Reputation: 5497
I want to statistically measure performance of a program that I have parallelized with OpenMP. I opted for writing a loop within a testing application that executes the parallel algorithm MAX_EXPERIMENTS
times and reports the time measurements into a file.
The problem solution seems to be more complex than extracting the parallel pragma above the outer loop, as I have serial parts of the code inbetween inner parallel loops.
The code:
#include <omp.h>
#include <vector>
#include <random>
#include <iostream>
#include <cmath>
#include <fstream>
#include <sstream>
#include <iomanip>
using namespace std;
int main()
{
const int MAX_NUMBERS = 1e07;
const int MAX_EXPERIMENTS = 1e02;
std::random_device rd;
std::mt19937 gen(rd());
std::bernoulli_distribution dis(0.1);
vector<double> numbers;
numbers.reserve(MAX_NUMBERS);
for(unsigned int i = 0; i < MAX_NUMBERS; ++i)
{
if (dis(gen))
numbers.emplace_back(100);
else
numbers.emplace_back(1);
}
stringstream ss;
ss << "time-measurements-nthread-" << setfill('0') << setw(2)

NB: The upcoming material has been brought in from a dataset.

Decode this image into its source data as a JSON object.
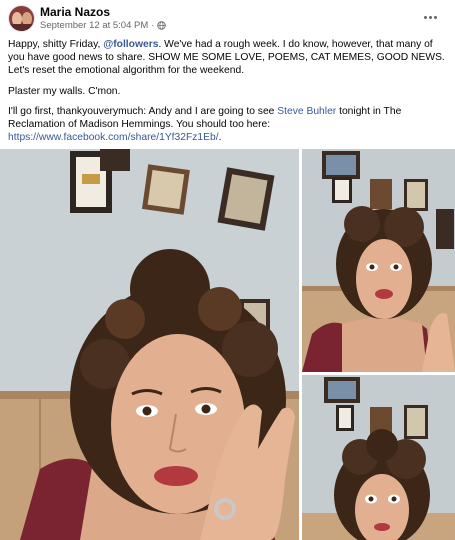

<< omp_get_max_threads() << ".csv";
ofstream exp(ss.str());
exp << "time\n";
for (unsigned int i = 0; i < MAX_EXPERIMENTS; ++i)
{
// BEGIN: Tested parallel program
double t0 = omp_get_wtime();
// Some serial work.
double x = 0;
//#pragma omp parallel for schedule(dynamic) reduction(+:x) // exp-01
#pragma omp parallel for schedule(static) reduction(+:x) // exp-02
for(unsigned int i = 0; i < numbers.size(); ++i)
{
if (numbers[i] > 1)
x = x + cos(numbers[i]); // Some work being done.
}
double t1 = omp_get_wtime();
// Some serial work
// Measure program execution
exp << t1 - t0 << "\n";
// END: Tested parallel program
}
};
The program first serially initializes 1e07
numbers to either 1
or 100
such that the probability of hitting 100
is 10%
, which matches my real world input data.
The main testing loop performs 100
experiments, and the loop body models theh tested parallel algorithm. There are parts of the parallel algorithm that must be executed in serial. Writing pragma omp parallel for
within a loop is supposed to be a bad idea, as it will open and close threads each time an experiment is being created.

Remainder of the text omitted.